Geçen hafta Salı günü akşam geç saatlerde, Gazze kentinin batısında iki ayrı polis noktasına intihar saldırısı düzenlendi.

Saldırılarda kontrol noktalarında görevli polis memurlarından üçü hayatını kaybederken, üçü de yaralandı.

Filistin İçişleri Bakanlığı’nın Gazze’deki sözcüsü, eylemcilerin kimliklerinin tespit edildiğini ve soruşturma tamamlandığında kamuoyuna daha ayrıntılı bilgi vereceklerini söyledi.

Gazze Şeridi, yaklaşık iki milyon civarında insanın yaşadığı küçük bir coğrafya.

Herkes herkesi aşağı yukarı tanıyor.

Dolayısıyla eylemcilerin kimliğinin kısa sürede belirlenmesi zor değil.

Önemli olan düğmeye basan ve söz konusu kişileri harekete geçirenlerin ortaya çıkarılması.

Gazze Şeridi’nde Hamas’a karşı DAEŞ’i sahaya kim sürdü?

Bu sorunun cevabı bulunursa, saldırılarla elde edilmek istenen sonuç da daha iyi anlaşılacak.

Muhtemel şüphelilerin başında İsrail’in geldiğini söylemeye gerek yok.

Fakat işgalcilerle ortak hedefleri olan bir başka ülkenin veya Ramallah’taki yönetimin işin içinde olabileceği ihtimali de göz ardı edilmemeli.

İstihbarat örgütlerinin kullanışlı maymuncuğu kanlı terör örgütü, geçen hafta sadece Gazze’de değil Yemen’in geçici başkenti Aden’de de kendini gösterdi.

Birleşik Arap Emirlikleri’nin desteklediği ayrılıkçı Güney Geçiş Konseyi’ne bağlı el-Hizam el-Emnî adlı milis grubunu hedef alan bombalı saldırıyı, DAEŞ üstlendi.

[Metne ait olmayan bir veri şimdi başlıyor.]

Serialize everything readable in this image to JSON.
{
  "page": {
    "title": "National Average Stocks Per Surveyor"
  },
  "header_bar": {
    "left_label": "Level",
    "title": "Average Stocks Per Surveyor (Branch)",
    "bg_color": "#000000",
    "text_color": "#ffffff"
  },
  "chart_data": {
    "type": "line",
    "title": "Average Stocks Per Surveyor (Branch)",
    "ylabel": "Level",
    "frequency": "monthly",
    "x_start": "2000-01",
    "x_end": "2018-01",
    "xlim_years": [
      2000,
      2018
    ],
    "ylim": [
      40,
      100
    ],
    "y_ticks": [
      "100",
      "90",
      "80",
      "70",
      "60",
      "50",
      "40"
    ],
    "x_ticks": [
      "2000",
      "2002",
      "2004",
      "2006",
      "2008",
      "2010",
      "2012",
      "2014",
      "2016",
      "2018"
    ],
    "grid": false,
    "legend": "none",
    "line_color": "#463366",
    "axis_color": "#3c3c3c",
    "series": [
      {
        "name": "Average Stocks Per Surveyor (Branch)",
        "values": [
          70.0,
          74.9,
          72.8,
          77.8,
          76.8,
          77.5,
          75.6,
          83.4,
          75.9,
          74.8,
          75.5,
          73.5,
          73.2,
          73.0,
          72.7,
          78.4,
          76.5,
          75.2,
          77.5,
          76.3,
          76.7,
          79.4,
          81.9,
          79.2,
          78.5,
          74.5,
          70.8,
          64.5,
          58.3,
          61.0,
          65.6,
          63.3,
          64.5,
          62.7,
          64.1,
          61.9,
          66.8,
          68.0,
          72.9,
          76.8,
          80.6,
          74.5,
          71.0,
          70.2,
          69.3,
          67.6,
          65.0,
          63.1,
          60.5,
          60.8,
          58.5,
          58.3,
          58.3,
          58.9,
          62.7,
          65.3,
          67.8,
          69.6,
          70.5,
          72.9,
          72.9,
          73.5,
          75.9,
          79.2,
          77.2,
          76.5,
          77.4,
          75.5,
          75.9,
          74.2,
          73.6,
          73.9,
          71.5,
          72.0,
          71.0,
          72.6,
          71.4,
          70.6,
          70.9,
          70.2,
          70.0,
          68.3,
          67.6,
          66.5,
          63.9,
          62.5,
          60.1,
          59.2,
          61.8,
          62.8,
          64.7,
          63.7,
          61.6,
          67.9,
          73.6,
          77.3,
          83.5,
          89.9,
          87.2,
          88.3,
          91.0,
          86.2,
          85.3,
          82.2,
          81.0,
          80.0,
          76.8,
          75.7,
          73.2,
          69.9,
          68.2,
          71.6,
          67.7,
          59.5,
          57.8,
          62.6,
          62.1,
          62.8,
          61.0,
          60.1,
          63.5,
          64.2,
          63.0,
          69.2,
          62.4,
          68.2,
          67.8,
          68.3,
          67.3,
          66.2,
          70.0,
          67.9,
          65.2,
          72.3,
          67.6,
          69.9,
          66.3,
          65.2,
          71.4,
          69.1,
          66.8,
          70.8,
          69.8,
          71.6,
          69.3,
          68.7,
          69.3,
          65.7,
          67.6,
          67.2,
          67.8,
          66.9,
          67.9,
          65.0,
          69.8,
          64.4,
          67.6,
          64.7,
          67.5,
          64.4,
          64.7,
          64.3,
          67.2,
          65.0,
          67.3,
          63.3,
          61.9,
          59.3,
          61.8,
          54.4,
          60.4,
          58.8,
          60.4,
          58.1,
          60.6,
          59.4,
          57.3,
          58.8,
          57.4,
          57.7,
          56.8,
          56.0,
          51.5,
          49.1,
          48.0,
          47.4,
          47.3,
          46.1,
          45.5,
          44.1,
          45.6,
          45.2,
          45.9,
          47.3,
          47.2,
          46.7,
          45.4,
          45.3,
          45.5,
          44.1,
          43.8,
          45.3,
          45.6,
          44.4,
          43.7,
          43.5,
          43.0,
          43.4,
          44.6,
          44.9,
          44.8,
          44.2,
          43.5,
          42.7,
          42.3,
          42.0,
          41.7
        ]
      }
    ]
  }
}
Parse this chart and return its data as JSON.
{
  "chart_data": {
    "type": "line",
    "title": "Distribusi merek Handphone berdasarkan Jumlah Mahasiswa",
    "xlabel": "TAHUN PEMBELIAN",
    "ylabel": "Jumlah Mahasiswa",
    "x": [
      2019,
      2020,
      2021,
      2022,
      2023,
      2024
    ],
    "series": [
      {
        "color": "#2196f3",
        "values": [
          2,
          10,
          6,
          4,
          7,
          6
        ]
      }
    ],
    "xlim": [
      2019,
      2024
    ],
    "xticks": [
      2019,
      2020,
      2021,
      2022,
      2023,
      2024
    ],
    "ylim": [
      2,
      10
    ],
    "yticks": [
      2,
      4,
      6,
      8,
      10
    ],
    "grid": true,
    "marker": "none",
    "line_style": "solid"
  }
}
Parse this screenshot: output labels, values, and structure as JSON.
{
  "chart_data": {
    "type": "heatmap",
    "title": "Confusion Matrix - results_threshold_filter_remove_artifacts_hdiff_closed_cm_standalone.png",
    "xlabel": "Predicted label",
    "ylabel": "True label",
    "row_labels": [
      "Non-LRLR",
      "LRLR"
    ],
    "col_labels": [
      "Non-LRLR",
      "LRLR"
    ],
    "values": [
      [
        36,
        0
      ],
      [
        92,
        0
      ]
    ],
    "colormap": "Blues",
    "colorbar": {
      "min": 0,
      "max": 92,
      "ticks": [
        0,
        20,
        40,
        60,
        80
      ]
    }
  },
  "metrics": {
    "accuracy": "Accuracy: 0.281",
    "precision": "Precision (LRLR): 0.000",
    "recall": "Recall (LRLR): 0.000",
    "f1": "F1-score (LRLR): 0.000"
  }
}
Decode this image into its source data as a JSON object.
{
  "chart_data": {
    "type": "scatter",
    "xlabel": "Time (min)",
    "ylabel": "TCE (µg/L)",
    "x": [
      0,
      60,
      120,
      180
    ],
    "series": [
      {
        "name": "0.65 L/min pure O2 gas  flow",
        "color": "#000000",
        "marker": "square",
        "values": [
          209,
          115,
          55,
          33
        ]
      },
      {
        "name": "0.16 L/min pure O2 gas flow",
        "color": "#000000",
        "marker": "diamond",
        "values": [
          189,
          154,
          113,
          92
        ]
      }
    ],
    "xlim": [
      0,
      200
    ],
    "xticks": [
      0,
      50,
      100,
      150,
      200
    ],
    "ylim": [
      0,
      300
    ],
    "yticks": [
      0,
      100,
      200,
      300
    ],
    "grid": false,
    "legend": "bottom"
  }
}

Terör örgütünün bu saldırısı BAE’nin terörle mücadele bahanesiyle Aden ve Ebyen’de Yemen ordu birliklerine hava saldırıları düzenleyerek büyük bir katliam gerçekleştirmesinin hemen ardından geldi ve Abu Dhabi’yi oldukça sevindirdi.

Saldırı adeta BAE’nin iddiasının doğru olduğunu göstermek amacıyla yapılmıştı.

Bu arada Yemenli gazeteciler ve aktivistler Aden’de DAEŞ bayrağı açan bazı örgüt üyelerini el-Hizam el-Emnî komutanıyla birlikte gösteren bir fotoğraf yayınlayarak terör saldırısının arkasında katliamı haklı çıkarma çabasındaki BAE’nin olduğunu iddia etti.

DAEŞ’in üstlendiği saldırı ayrıca Associated Press’in Ağustos 2018’de “US allies, al-Qaida battle rebels in Yemen” başlığıyla yayınladığı araştırma dosyasını yeniden gündeme getirdi.

Söz konusu dosyada, Suudi Arabistan ve BAE’nin Yemen’de El-Kaide’yle işbirliği ve örgüt üyelerinin BAE’nin kurduğu milis güçlerine katıldıkları anlatılıyor.

DAEŞ eylemlerinin hortlatılarak istismar edilmesi hâlâ başvurulan bir oyun.

Kirli planların terörle mücadele adı altında hayata geçirilmesi için vahşi terör örgütü paravan olarak kullanılıyor.

Batı’daki DAEŞ algısının farkında olan BAE, liderlerinin uluslararası mahkemelerde yargılanmasını gerektirecek bir katliamı aynı taktikle ve algı operasyonuyla aklamaya çalışıyor.

Abu Dhabi’nin Yemen’de desteklediği milislerin başındaki Hani bin Braik de oldukça karanlık bir isim.

Etiyopya’nın başkenti Adis Ababa’da Yemenli bir baba ve Etiyopyalı bir annenin çocuğu olarak 1974’te dünyaya gelen Bin Braik, 1990 yılında babasıyla Yemen’e döndü.

Bir yıl sonra El-Kaide’ye katılarak Afganistan’a savaşmaya gitti.

1994’te Yemen’e geri dönen Bin Braik, şu an BAE’nin Yemen’de kurduğu paralı milis güçlerini yönetiyor.